The `hierband`

package implements the convex banding procedure for covariance estimation that is introduced in Bien, Bunea, Xiao (2015) ``Convex Banding of the Covariance Matrix.’’ To appear in JASA. This document shows how the package can be used.

We start by generating a \(n \times p\) data matrix, whose rows are independent draws from a multivariate normal distribution with covariance matrix \(\Sigma\). We take \(\Sigma\) to be a \(K\)-banded matrix.

```
library(hierband)
set.seed(123)
p <- 100
n <- 50
K <- 10
true <- ma(p, K)
x <- matrix(rnorm(n*p), n, p) %*% true$A
S <- cov(x)
```

Let’s look at the true covariance matrix, \(\Sigma\), and the sample covariance matrix, \(S\):

```
par(mfrow=c(1,2),mar= rep(0.1, 4))
image(true$Sig,axes=F)
image(S, axes=F)
```

The functiont `hierband`

takes the sample covariance matrix and returns a banded matrix. It depends on a tuning parameter \(\lambda\) that controls the bandwidth of the estimated matrix (which we call \(\hat P_\lambda\)). The function `hierband.path`

gets \(\hat P_\lambda\) along a (log-linear) grid of \(\lambda\) values. While a user may supply this grid of \(\lambda\) values (using the argument `lamlist`

), a default grid is used that starts at a value of \(\lambda\) for which \(\hat\Sigma_\lambda\) is a diagonal matrix.

```
library(hierband)
path <- hierband.path(S)
```

`## 1234567891011121314151617181920`

Let’s look at the \(\hat P_\lambda\)’s generated:

```
par(mfrow = c(4, 5), mar = 0.1 + c(0, 0, 2, 0))
for (i in seq_along(path$lamlist))
image(path$P[, , i], axes = F,
main = sprintf("lam=%s", round(path$lamlist[i], 2)))
```

Sometimes one finds that all solutions are sparse, meaning that the default grid is not wide enough, i.e., we should include smaller values of \(\lambda\). This can be adjusted with the parameter `flmin`

(which is the ratio between the largest and smallest \(\lambda\) values in the grid); also, `nlam`

can be used to control the number of grid points used (the default is 20). Let’s check whether we are getting the full range of sparsity levels:

```
par(mfrow = c(4, 5), mar = 0.1 + c(0, 0, 2, 0))
for (i in seq_along(path$lamlist))
image(path$P[,,i] != 0, axes = F,
main = sprintf("lam=%s", round(path$lamlist[i], 2)))
```

In this case, we see that we are getting a full spectrum of bandwidths (the last few images show that \(\hat P_\lambda\) is completely dense).
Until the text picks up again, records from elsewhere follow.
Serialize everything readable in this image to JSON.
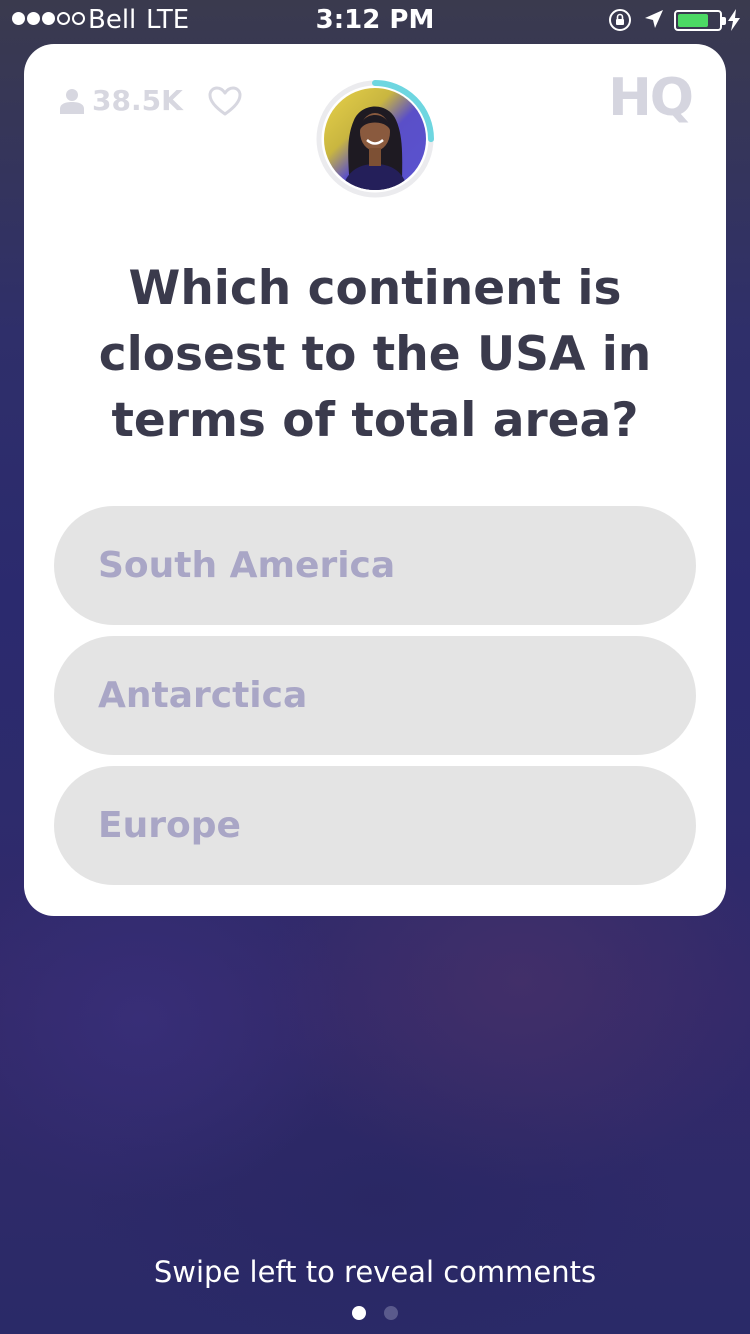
{
  "status_bar": {
    "carrier": "Bell",
    "network": "LTE",
    "time": "3:12 PM",
    "signal_bars_filled": 3,
    "signal_bars_total": 5,
    "battery_level": 0.75,
    "battery_color": "#4cd964"
  },
  "header": {
    "viewer_count": "38.5K",
    "viewer_icon": "user-icon",
    "like_icon": "heart-icon",
    "logo_text": "HQ",
    "timer_progress": 0.25,
    "timer_color": "#6ed6e0"
  },
  "question": {
    "text": "Which continent is closest to the USA in terms of total area?"
  },
  "answers": [
    {
      "label": "South America"
    },
    {
      "label": "Antarctica"
    },
    {
      "label": "Europe"
    }
  ],
  "footer": {
    "hint": "Swipe left to reveal comments",
    "page_count": 2,
    "active_page": 1
  }
}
To select a value for \(\lambda\), the `hierband`

package provides a cross validation function. The default loss function used is squared Frobenius norm, \(\|\hat P_\lambda-\Sigma\|_F^2\); however, other loss functions can be passed through the `errfun`

argument.

`cv <- hierband.cv(path, x)`

```
## 1234567891011121314151617181920
## 1234567891011121314151617181920
## 1234567891011121314151617181920
## 1234567891011121314151617181920
## 1234567891011121314151617181920
```

```
fit <- hierband(S, lam = cv$lam.best)
plot(path$lamlist, cv$m, main = "CV Frob Error", type="o",
ylim = range(cv$m - cv$se, cv$m + cv$se), pch = 20)
lines(path$lamlist, cv$m + cv$se)
lines(path$lamlist, cv$m - cv$se)
abline(v = path$lamlist[c(cv$ibest, cv$i.1se.rule)], lty = 2)
```

The two dotted lines correspond to the selected value of \(\lambda\) using either the one-standard error rule (\(\lambda=0.2547905\)) or the minimizer of the curve (\(\lambda=0.1231385\)).

Since the data was simulated, we know the true covariance matrix \(\Sigma\) and can check how close our estimate is to the truth and how this compares to the sample covariance matrix.

`sqrt(mean((fit - true$Sig)^2))`

`## [1] 0.08560086`

`sqrt(mean((S - true$Sig)^2))`

`## [1] 0.1372773`

We find that in this example we get 0.62 closer than the sample covariance matrix. Of course, this is on the basis of a single iteration. In the paper, we averaged over many iterations to get mean squared errors.

The development of this vignette (and R package) was supported by National Science Foundation grant DMS-1405746.